Representation of local effects of the bovine blastocyst on the endometrium at day 7 of pregnancy. Of 205 metabolites examined in uterine flushings from the cranial portion of the uterus ipsilateral to the side of ovulation, 22 differed between pregnant and nonpregnant cows. The lipoxygenase products 12(S) and 15(S)-hydroxyeicosatetraenoic acid (HETE) were higher in pregnant cows and the other 20, including specific phospholipids, acylcarnitines, glycine, and sarcosine, were lower. Expression of one lipoxygenase gene, ALOX12, was increased i n the uterotubal junction, whereas another, ALOX15B, was decreased. The decrease in glycine content of the uterine lumen was consistent with decreased expression of the glycine transporter SLC6A9. Consequences of local actions of the blastocyst on the endometrium for long-term function of the blastocyst remain to be determined. The figure is reproduced from Sponchiado et al. (2019) and is reproduced from Scientific Reports through a Creative Commons Attribution 4.0 International License.

Figure 6.

Results from a report of a new system for direct transfer of frozen embryos without loss in pregnancy success as compared with fresh embryos.
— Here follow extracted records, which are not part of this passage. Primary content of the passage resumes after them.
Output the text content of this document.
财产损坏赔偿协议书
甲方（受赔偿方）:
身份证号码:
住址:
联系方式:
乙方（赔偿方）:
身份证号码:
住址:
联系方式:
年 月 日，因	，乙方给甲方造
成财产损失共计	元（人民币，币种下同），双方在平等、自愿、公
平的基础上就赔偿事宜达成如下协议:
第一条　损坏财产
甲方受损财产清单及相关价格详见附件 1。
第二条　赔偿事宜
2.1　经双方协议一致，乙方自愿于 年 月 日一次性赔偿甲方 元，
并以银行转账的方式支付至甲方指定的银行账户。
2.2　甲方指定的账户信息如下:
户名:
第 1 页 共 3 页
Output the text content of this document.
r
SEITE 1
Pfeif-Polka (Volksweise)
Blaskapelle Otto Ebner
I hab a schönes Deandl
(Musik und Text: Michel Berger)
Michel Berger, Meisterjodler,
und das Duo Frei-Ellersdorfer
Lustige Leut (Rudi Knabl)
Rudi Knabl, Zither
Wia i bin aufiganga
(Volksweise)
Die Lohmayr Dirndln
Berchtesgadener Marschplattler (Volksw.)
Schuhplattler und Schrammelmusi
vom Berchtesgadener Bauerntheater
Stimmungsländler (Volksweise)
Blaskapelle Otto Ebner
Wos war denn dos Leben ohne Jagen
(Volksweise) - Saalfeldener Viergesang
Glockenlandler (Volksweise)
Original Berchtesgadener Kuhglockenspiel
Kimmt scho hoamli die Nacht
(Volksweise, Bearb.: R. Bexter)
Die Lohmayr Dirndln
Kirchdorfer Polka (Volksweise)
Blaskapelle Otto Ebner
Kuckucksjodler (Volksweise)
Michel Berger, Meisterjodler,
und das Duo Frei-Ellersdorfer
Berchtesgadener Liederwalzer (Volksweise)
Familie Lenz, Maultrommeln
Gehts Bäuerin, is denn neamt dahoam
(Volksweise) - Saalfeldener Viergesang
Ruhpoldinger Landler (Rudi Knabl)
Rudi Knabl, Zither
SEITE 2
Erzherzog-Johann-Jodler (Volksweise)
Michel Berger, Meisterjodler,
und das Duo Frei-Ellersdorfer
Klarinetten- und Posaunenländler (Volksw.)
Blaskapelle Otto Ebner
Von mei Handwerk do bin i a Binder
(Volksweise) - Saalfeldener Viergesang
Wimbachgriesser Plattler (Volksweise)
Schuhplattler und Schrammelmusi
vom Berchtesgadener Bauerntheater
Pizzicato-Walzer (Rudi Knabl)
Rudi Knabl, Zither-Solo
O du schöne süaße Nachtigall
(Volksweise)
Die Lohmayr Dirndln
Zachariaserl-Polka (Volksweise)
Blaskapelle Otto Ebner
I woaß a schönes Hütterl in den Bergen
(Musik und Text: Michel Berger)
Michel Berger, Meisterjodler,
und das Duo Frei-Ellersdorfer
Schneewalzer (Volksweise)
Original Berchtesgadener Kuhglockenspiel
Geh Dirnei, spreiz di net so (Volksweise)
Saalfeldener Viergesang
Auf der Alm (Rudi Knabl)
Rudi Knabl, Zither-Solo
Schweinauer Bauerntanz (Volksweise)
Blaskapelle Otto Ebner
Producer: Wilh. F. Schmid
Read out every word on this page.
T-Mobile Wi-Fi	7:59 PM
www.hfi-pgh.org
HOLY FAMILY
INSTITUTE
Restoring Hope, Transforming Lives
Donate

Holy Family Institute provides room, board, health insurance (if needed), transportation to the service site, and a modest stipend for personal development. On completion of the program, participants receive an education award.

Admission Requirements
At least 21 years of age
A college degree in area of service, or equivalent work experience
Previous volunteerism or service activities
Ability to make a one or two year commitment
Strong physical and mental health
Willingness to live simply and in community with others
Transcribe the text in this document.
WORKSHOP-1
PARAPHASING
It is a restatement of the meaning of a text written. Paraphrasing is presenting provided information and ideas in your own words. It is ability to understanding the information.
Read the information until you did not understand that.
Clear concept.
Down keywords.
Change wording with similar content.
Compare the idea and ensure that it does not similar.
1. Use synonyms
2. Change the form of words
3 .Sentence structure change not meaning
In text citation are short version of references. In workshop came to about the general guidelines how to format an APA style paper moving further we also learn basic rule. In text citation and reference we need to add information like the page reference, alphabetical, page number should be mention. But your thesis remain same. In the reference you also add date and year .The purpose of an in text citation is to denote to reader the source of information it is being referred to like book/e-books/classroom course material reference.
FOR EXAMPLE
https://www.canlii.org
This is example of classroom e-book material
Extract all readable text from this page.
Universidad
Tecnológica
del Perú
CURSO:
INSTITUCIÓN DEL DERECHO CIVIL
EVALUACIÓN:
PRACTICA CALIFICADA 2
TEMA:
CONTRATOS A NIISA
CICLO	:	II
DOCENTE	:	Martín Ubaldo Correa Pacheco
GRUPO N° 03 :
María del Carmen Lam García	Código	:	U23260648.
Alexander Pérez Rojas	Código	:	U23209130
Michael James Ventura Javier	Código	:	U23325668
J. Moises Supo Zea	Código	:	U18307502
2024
Shown are pregnancy data in which heifers received either a fresh or frozen embryo. Numbers at the bottom represent the fraction and percent of cows pregnant after transfer. Embryos were produced in vitro and were cultured with BSA until day 6 and then without protein to day 7. Blastocysts at day 7 were transferred to heifers either fresh or after freezing in a medium using a synthetic protein substitute called CRYO3. Frozen embryos were thawed and then transferred directly without removing cryoprotectants. Results are from Gómez et al. (2020).

Figure 7.

Oviduct-on-a-chip. This device was manufactured by soft lithography using two chambers constructed of polydimethylsiloxane (PDMS) and separated by a porous polycarbonate membrane (a). The basolateral chamber was designed to mimic features of the vasculature including delivery of progesterone and estradiol, while the apical chamber was designed to mimic the oviductal epithelium. Both chambers were perfused independently. Oviductal epithelial cells were grown on the apical side of the porous membrane. A photograph of the device is in (b). Movement of oocytes and embryos were arrested in the apical chamber by trapping pillars shown in (c) and (d). The figure is reproduced from Ferraz et al. (2018) and is reproduced from Nature Communications through a Creative Commons Attribution 4.0 International License.

Figure 8.

Degree of repeatability of differentially expressed genes related to embryo survival. The color code indicates whether the gene was upregulated, downregulated, or not significantly associated with either embryo survival. The figure was modified slightly from Zolini et al. (2020a) and was published with permission of Cell and Tissue Research.